Episode Report Card Grade It Now! YOU GRADE IT Out In The Cold
By Gwen | Season 3 | Episode 9 | Aired on 01.09.2000
Hey, if I use Finesse hair products, my husband won't be too embarrassed to buy me tampons! Oh, wait. I use Herbal Essence and my husband doesn't give a crap about what cashiers think of him. (It's not what I'd call a "totally organic experience", though.)
Elaine has borrowed Ling's shimmery top and she's asking Ally what happened after dinner. Louis walked Ally home and kissed her goodnight like a perfect gentleman, so she thinks he must be married or something else terrible. Hey! Watch that foreshadowing! You almost poked me in the eye! Here's Billy & Co. again. Ally thinks he's ridiculous.

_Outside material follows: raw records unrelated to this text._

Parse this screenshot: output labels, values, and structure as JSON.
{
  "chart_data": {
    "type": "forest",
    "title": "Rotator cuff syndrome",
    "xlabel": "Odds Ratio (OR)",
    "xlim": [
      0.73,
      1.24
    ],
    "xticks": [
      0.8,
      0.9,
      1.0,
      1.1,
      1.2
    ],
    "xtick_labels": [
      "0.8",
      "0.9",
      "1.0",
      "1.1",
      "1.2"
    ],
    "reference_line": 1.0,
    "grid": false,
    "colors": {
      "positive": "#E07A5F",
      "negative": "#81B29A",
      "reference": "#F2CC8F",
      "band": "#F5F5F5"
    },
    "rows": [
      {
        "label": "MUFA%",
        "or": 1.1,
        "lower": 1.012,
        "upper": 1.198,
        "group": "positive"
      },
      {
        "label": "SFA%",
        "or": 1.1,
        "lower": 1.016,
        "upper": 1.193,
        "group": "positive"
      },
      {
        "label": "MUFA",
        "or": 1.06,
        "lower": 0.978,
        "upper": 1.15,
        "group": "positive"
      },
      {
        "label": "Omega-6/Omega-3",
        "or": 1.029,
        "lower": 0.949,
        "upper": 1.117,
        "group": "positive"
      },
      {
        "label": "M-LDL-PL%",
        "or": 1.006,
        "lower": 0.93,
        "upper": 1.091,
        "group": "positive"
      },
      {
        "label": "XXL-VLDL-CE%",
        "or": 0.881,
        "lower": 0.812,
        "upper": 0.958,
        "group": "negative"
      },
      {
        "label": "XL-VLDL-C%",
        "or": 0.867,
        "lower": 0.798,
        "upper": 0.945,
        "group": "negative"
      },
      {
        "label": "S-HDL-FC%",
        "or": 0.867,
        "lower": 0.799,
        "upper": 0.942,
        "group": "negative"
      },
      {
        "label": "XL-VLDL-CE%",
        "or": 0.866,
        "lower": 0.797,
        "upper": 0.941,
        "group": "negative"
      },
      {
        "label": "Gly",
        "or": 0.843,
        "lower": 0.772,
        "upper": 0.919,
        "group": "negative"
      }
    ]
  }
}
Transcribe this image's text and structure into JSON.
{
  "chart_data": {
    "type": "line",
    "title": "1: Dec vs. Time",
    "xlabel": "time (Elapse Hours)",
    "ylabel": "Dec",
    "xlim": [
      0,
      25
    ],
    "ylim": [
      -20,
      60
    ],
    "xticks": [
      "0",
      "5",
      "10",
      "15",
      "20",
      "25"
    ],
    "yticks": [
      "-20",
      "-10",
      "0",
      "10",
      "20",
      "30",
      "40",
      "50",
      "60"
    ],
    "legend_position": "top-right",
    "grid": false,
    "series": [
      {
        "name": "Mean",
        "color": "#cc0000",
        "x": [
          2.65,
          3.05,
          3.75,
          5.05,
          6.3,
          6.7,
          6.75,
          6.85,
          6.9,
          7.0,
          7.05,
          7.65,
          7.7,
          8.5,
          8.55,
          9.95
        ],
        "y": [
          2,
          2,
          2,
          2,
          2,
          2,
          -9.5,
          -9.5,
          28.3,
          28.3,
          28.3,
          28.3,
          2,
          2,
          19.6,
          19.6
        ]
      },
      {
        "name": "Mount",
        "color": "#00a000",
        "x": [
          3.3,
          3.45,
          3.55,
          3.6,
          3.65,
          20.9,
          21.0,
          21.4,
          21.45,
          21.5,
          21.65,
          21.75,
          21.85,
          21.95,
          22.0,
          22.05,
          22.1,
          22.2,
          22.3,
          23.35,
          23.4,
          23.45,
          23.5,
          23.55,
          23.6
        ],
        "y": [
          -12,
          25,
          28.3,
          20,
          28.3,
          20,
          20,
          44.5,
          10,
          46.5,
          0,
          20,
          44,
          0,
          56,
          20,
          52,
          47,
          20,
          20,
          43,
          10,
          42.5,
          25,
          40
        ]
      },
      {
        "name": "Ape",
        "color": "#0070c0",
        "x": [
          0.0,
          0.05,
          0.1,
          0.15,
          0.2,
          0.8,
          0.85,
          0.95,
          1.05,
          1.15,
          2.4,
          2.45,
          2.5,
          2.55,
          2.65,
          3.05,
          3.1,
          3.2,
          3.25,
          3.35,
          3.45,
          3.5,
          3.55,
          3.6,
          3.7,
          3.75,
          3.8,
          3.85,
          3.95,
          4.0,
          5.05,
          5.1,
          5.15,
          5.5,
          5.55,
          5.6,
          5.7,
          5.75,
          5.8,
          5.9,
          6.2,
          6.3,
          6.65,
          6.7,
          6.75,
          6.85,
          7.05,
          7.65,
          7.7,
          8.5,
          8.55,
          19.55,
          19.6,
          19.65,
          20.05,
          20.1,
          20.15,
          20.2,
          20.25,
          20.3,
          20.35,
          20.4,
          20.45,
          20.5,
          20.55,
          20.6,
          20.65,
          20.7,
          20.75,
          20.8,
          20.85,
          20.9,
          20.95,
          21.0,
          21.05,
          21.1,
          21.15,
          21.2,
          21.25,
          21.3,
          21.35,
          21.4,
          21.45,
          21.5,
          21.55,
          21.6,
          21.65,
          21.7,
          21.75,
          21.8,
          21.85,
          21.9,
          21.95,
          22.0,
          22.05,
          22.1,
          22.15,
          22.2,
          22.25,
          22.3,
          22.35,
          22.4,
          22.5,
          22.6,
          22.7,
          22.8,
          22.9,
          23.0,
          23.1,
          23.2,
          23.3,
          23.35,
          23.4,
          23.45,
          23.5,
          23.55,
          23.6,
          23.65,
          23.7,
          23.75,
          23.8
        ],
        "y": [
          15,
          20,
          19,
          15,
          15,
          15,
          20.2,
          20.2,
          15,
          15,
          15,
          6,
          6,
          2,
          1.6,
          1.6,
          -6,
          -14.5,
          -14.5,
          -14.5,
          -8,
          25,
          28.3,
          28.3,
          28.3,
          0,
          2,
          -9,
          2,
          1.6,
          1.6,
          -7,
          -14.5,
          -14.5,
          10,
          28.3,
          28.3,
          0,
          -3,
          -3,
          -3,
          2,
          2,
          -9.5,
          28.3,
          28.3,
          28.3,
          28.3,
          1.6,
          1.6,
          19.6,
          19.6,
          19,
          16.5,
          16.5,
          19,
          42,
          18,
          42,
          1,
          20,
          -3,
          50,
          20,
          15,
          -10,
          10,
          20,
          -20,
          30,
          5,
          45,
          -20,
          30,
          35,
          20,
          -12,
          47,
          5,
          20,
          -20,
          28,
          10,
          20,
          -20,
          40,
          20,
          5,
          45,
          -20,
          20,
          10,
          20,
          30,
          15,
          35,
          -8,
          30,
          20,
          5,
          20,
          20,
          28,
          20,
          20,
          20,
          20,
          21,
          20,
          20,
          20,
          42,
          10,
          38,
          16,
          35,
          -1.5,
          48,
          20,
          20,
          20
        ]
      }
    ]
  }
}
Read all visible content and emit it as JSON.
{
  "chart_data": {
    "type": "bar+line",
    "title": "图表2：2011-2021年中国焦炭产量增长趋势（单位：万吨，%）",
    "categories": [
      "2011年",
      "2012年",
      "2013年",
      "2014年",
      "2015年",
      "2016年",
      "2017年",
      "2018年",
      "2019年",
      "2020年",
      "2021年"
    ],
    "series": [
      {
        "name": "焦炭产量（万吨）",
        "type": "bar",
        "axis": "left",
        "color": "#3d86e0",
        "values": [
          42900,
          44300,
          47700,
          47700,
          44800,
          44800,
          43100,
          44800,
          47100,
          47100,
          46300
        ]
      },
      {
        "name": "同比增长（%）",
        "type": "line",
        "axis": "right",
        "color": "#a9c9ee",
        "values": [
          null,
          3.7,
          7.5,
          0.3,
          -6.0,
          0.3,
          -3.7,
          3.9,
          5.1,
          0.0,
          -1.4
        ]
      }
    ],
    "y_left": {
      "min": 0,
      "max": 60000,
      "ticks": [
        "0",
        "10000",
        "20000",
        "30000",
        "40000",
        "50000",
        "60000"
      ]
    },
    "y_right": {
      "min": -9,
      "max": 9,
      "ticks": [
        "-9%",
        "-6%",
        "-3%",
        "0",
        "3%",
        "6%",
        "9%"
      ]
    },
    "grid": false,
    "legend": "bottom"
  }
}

"Life is about image," starts John's closing argument. There's a jury here, too. I no longer understand the difference between a hearing and a trial. Maybe I need to watch MORE lawyer shows. Richard cuts in on the closing. "Oh, dear God," says Judge Seymour. Richard says, "Almost every woman is bought. It's good that these kids learn that at a young age." Nelle rolls her eyes with her big old dragonfly pendant on a leather cord. Ling looks like a true madam in her red dress and pouffy red hair accessory. Richard babbles for a while about women wanting men with money, then suggests that the DA probably "married ugly" instead of waiting until he could afford a prettier model. John interrupts and sums up that we may not like kids paying for dates, but it's not illegal. The DA closes, saying that Ling was running a prostitution ring. John gets to close aGAIN. Here comes the Nelle-bait. He shoots the bull about how the kids will one day regret what they did and they'll be marked forever and blah blah blah, but that no crime has been committed. Judge Seymour looks thoughtful, as he is required by Hollywood law to do.
Ally is at some other office building in her coat and mittens which are still not cute. "Um, I'm Ally McBeal, and I'm here to see Louis Walters," she tells the woman behind the desk. The woman's sorry, but Louis no longer works there. Since when, Ally wants to know. "And you are?" asks the woman, who is trying to do actual work. "Um, Ally McBeal, I'm uh, I'm uh, a personal friend." Instead of just telling her what's up, the woman has to call some guy to do it. Ally gets all snotty. The guy comes out and Ally says her name again, in case we forget what show we're watching. The guy wants to know how well she knows Louis. Ally tells him they've been dating. I guess she doesn't mind bragging to a guy who has no business asking such a thing. Okay, here comes the bomb. "Louis has a paranoid personality disorder." Whoa! Dang! Y'all hear that? He's not just a paranoid schizophrenic...he has a PARANOID PERSONALITY DISORDER! Quick! Get the Prozac! Louis was fired six months ago, and last his former coworkers heard, he was living on the streets. Ally's speechless. Still the oboe gently weeps.